Distance metrics
The opensr-test
package offers a comprehensive suite of nine different distance metrics designed to assess the consistency, synthesis, and accuracy of super-resolution models. These metrics are structured such that a score of zero represents optimal performance, with higher scores indicating decreasing model effectiveness. The distance metrics available in the opensr-test
package include:
L1 distance: The L1 distance is the sum of the absolute differences between the two vectors. It is also known as the Manhattan distance.
\(L1(y, ŷ) = \frac{1}{n} \sum_{i=1}^{n} |y_i - ŷ_i|\)
L2 distance: The L2 distance is the square root of the sum of the squared differences between the two vectors. It is also known as the Euclidean distance.
\(L2(y, ŷ) = \frac{1}{n} \sum_{i=1}^{n} (y_i - ŷ_i)^2\)
Spectral angle distance: The spectral angle distance is the angle between two vectors. The angle is estimated in degrees.
\(SAD(\vec{y}, \vec{\hat{y}}) = \arccos\left(\frac{\vec{y} \cdot \vec{\hat{y}}}{\|\vec{y}\| \|\vec{\hat{y}}\|}\right)\)
Percentage Bias: The Percentage Bias (PBIAS) measures the average tendency of the super-resolved values to be larger or smaller than their observed counterparts. This metric help us to understand whether a model is changing the norm of the original reflectance values. The equation for calculating Percentage Bias is:
\(PBIAS = \left( \frac{\sum_{i=1}^{n} (O_i - S_i)}{\sum_{i=1}^{n} O_i} \right)\)
Inverted Peak Signal-to-Noise Ratio: The Inverted Peak Signal-to-Noise Ratio (IPSNR) is the inverse of the Peak Signal-to-Noise Ratio (PSNR). The equation for calculating IPSNR is:
$\text{PSNR} = \text{MAX}_I^2 \cdot 10^{-\frac{\text{MSE}}{10}} $
Where \(\text{MAX}_I\) is set to 1, and \(\text{MSE}\) is the Mean Squared Error.
Kullback-Leibler divergence: The Kullback-Leibler divergence (KLD) is a measure of how one probability distribution is different from a second, reference probability distribution. The equation for calculating KLD is:
\(KL(P || Q) = \sum_{x} P(x) \log\left(\frac{P(x)}{Q(x)}\right)\)

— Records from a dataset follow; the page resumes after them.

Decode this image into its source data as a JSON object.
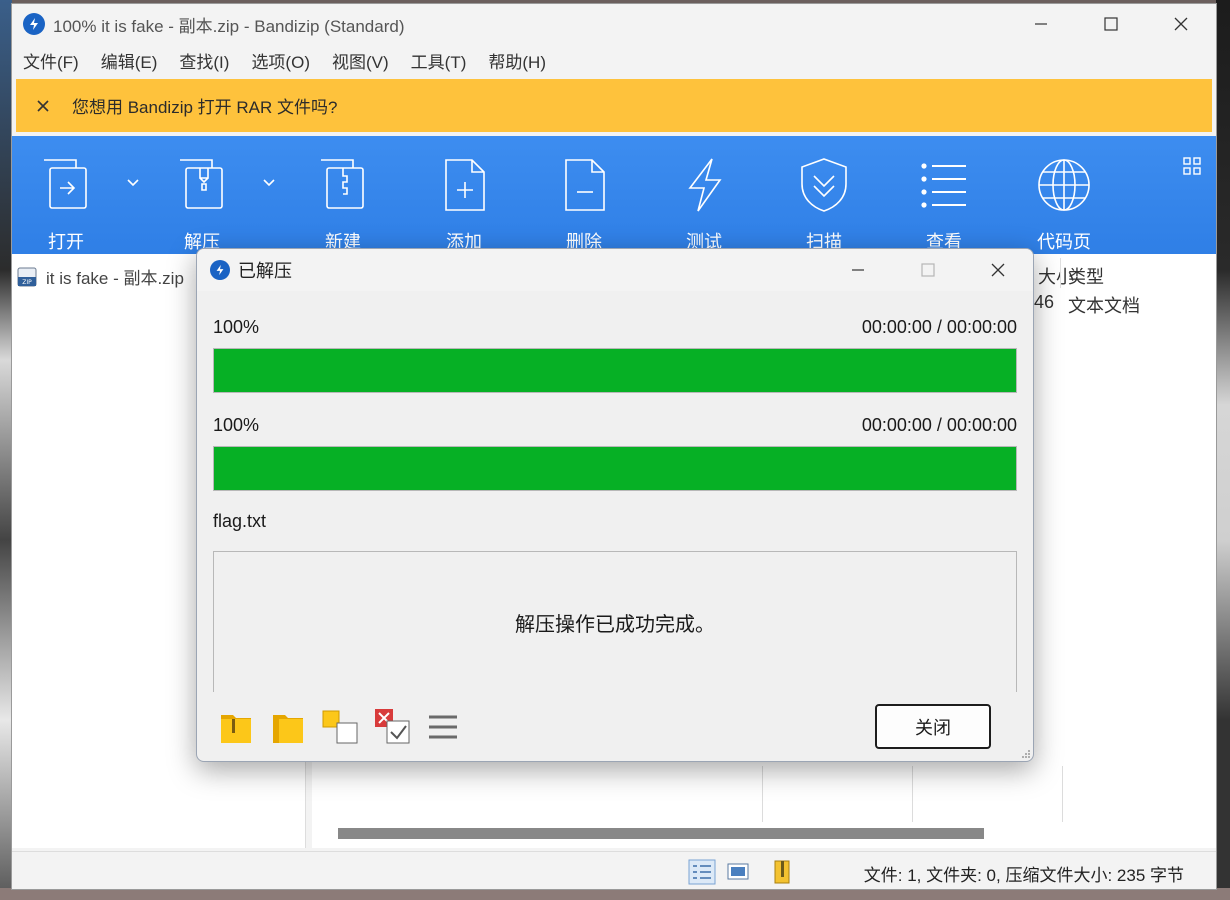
{
  "window": {
    "title": "100% it is fake - 副本.zip - Bandizip (Standard)"
  },
  "menu": [
    "文件(F)",
    "编辑(E)",
    "查找(I)",
    "选项(O)",
    "视图(V)",
    "工具(T)",
    "帮助(H)"
  ],
  "notice": {
    "text": "您想用 Bandizip 打开 RAR 文件吗?",
    "color": "#fec23c"
  },
  "toolbar": {
    "open": "打开",
    "extract": "解压",
    "new": "新建",
    "add": "添加",
    "delete": "删除",
    "test": "测试",
    "scan": "扫描",
    "view": "查看",
    "codepage": "代码页",
    "color": "#3a89ee"
  },
  "tree": {
    "archive": "it is fake - 副本.zip"
  },
  "file_list": {
    "headers": {
      "size_partial": "大小",
      "type": "类型"
    },
    "rows": [
      {
        "size_partial": "46",
        "type": "文本文档"
      }
    ]
  },
  "status": {
    "text": "文件: 1, 文件夹: 0, 压缩文件大小: 235 字节"
  },
  "dialog": {
    "title": "已解压",
    "progress1": {
      "percent_text": "100%",
      "time": "00:00:00 / 00:00:00",
      "fraction": 1.0
    },
    "progress2": {
      "percent_text": "100%",
      "time": "00:00:00 / 00:00:00",
      "fraction": 1.0
    },
    "current_file": "flag.txt",
    "message": "解压操作已成功完成。",
    "close_label": "关闭",
    "bar_color": "#06b025"
  }
}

LPIPS: The Learned Perceptual Image Patch Similarity (LPIPS) metric is a perceptual metric that aims to quantify the perceptual similarity between two images. The LPIPS metric is based on a deep neural network that was trained to predict perceptual similarity scores. The reported metric is the average LPIPS score between the LR and SR images.
\(\text{LPIPS} = \sum_{l=1}^{L} w_l \cdot \frac{1}{H_lW_l} \sum_{h=1}^{H_l} \sum_{w=1}^{W_l} \| \phi_l(I_1)_{h,w} - \phi_l(I_2)_{h,w} \|_2^2\)
In this equation:
- \(LPIPS\) is the Learned Perceptual Image Patch Similarity score.
- \(L\) denotes the number of layers in a deep neural network used for comparison.
- \(w_l\) represents the weight of the \(l-th\) layer in the network.
- \(\phi_l(l)_{I}\) is the feature map of image \(I\) at layer \(l\).
- \(H_l\) and \(W_l\) are the height and width of the feature map at layer \(l\), respectively.
- \(I_1\) and \(I_2\) are the two images being compared.
- The summations across \(h\) and \(w\) are over the spatial dimensions of the feature maps.
CLIP
CLIP measures the distance (L1) in image embedding space, see CLIP model. Unlike LPIPS, with CLIPscore we can focus mainly in the contextual and semantic integrity of the super-resolved images. We use the RemoteCLIP pretrained model. Please cite the following paper if you use this metric:
@article{liu2024remoteclip,
title={Remoteclip: A vision language foundation model for remote sensing},
author={Liu, Fan and Chen, Delong and Guan, Zhangqingyun and Zhou, Xiaocong and Zhu, Jiale and Ye, Qiaolin and Fu, Liyong and Zhou, Jun},
journal={IEEE Transactions on Geoscience and Remote Sensing},
year={2024},
publisher={IEEE}
}
MTF
The Modulation Transfer Function (MTF) is a metric that measures the ability of an imaging system to reproduce the spatial frequencies of an object. The MTF is calculated as the ratio of the SR image to the HR image in the frequency domain:
\(MTF = \frac{|\text{FFT}(HR) - \text{FFT}(SR)|}{|\text{FFT}(HR)|}\)
Where \(\text{FFT}\) is the Fast Fourier Transform after the Sentinel-2 Nyquist frequency.